19 Aprile 2000, di Redazione Wall Street Italia

Piazza Affari si ispira alla logica del “non si sa mai”; il listino sta fermo dopo l’arretramento che ha seguito la chiusura. Ora gli indici segnano +0,83% per il telematico; +0,82% per quello delle blue chip. Per il Midex, +1%.

Il fatto è che benchè negli Usa sia ancora notte, c’è già attività: il Globex, future sullo Standard and Poor’s, sta perdendo fra i 4 e i 6 punti e questo non è ben interpretato dagli operatori che, dopo i forti rialzi di ieri del Dow Jones e del Nasdaq, temono per oggi una nuova correzione al ribasso. Soprattutto dopo la pubblicazione, ieri sera a mercati chiusi, dei risultati aziendali Ibm e Intel che devono ancora passare al vaglio del mercato.

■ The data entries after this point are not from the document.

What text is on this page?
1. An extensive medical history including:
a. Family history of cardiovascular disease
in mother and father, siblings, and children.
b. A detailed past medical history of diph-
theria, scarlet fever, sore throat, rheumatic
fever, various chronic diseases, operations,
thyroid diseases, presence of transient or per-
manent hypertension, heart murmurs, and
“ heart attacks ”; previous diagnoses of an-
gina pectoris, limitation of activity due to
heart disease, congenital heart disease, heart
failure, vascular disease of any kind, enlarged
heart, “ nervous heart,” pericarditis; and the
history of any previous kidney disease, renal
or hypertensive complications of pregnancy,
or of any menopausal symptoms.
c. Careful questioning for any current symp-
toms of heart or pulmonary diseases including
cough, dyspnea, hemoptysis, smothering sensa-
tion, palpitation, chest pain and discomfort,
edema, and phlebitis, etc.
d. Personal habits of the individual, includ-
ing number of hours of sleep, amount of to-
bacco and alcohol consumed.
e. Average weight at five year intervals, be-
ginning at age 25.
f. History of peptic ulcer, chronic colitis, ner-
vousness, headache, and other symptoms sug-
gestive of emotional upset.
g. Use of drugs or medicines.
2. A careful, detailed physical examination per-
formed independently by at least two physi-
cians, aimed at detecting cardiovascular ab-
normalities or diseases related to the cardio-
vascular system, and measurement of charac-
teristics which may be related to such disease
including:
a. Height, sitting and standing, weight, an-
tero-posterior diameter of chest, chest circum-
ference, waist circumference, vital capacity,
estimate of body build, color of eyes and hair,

A Milano è in crescita la New Economy, mentre stenta a decollare la matricola Freedomland: ora quota 104,15 euro (un euro vale 1936,27 lire), in ribasso rispetto ai 105 del collocamento. Torna il denaro su Telecom, +1%, su Tim, Olivetti, +2,5%, Tecnost.

Mediaset guadagna il 3,17%; Seat il +1,21%; Bipop Carire il 3,20%.

In perdita Fiat, dello 0,24%; intorno allo zero Mediobanca, il cui presidente onorario Enrico Cuccia si è ripreso e dovrebbe tornare a casa dall’ospedale per Pasqua, e Generali per le quali non sembra avere impatto l’indiscrezione di stampa secondo cui Mediobanca starebbe coinvolgendo azionisti della sua cerchia nella struttura di controllo del gruppo Triestino.

L’obiettivo, si dice, sarebbe di riunire in una finanziaria il 2-3% del capitale delle Generali, con il diritto a nominare un consigliere di amministrazione. Interessati all’operazione, sempre secondo le indiscrezioni, sarebbero Giampiero Pesenti e Marcellino Gavio.

Un altro titolo sotto i riflettori è Alitalia, che cede il 2,54 a 2,11 euro. A pesare, sono l’imminente decisione della Ue (oggi) sul decreto Bersani per Malpensa e l’incertezza sul futuro dell’allenza con Klm.